Le 27 août 2023, ses parents, Monsieur [R] [L] et Madame [K] [I] épouse [L] ont déposé plainte contre Madame [J].
Suivant composition pénale en date du 18 janvier 2024, Madame [J] a été reconnue responsable des faits de blessures involontaires avec incapacité n’excédant pas trois mois par agression d’un chien.
Par actes en date des 13 et 20 août 2024, Monsieur [R] [L] et Madame [K] [I] épouse [L], ès qualités de représentant légal de monsieur [B] [L] ont assigné Madame [V] [J] et la CAISSE PRIMAIRE ASSURANCE MALADIE DE L’ISERE devant la Présidente du Tribunal statuant en référé afin d’obtenir, en application de l’article 145 du Code de procédure civile, l’organisation d’une expertise judiciaire avec mission proposée.
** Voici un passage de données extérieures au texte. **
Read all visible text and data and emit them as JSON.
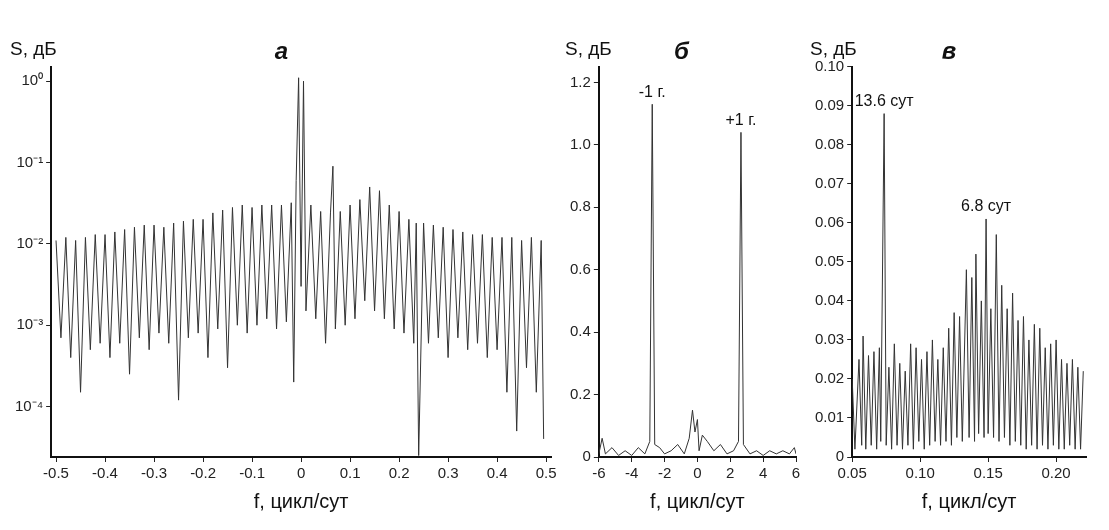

Ils ont également sollicité la condamnation de Madame [J] à leur payer et porter la somme de 2.000 euros à titre d’indemnité provisionnelle et la somme de 2.000 euros en application de l’article 700 du Code de procédure civile ainsi que sa condamnation aux entiers dépens.
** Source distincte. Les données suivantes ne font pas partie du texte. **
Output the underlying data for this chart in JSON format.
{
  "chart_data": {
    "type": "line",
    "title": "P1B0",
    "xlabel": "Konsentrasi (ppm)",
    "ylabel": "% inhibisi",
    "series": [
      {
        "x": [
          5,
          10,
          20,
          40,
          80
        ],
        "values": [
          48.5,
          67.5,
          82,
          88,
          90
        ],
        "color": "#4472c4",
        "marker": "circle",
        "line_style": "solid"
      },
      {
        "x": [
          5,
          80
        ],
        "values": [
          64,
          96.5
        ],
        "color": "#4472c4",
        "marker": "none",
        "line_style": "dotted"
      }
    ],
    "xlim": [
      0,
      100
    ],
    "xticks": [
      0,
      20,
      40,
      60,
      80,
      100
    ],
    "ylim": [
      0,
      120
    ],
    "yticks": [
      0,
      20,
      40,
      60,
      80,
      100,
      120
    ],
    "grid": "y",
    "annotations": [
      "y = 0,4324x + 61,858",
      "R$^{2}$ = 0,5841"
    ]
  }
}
Appelée à l’audience du 1er octobre 2024, l’affaire a été renvoyée à celle du 22 octobre lors de laquelle les débats se sont tenus.
Les demandeurs ont repris le contenu de leur assignation.
Par des conclusions en défense, Madame [J] et la S.A. PACIFICA, intervenante volontaire, s’en sont remises à droit sur la mesure d’instruction sollicitée, ont proposé une indemnisation provisionnelle et rejeté la demande fondée sur l’article 700 du Code de procédure civile.
La CAISSE PRIMAIRE ASSURANCE MALADIE DE L’ISERE n’a pas comparu, indiquant par courrier en date du 28 août 2024 qu’elle n’entendait pas intervenir dans l’instance.
Pour le surplus, il est renvoyé aux assignations et conclusions régulièrement déposées.
MOTIFS DE LA DÉCISION
1/ Sur l’intervention volontaire de la S.A. PACIFICA
L’article 328 du Code de procédure civile dispose que « L’intervention volontaire est principale ou accessoire ».
L’article 329 du Code de procédure civile dispose que « L’intervention est principale lorsqu’elle élève une prétention au profit de celui qui la forme. Elle n’est recevable que si son auteur a le droit d’agir relativement à cette prétention ».
Les alinéas 1 et 2 de l’article 330 du Code de procédure civile disposent quant à eux que « L’intervention est accessoire lorsqu’elle appuie les prétentions d’une partie. Elle est recevable si son auteur a intérêt, pour la conservation de ses droits, à soutenir cette partie ».
Dans ses conclusions, la S.A. PACIFICA intervient volontairement en qualité d’assureur de Madame [J].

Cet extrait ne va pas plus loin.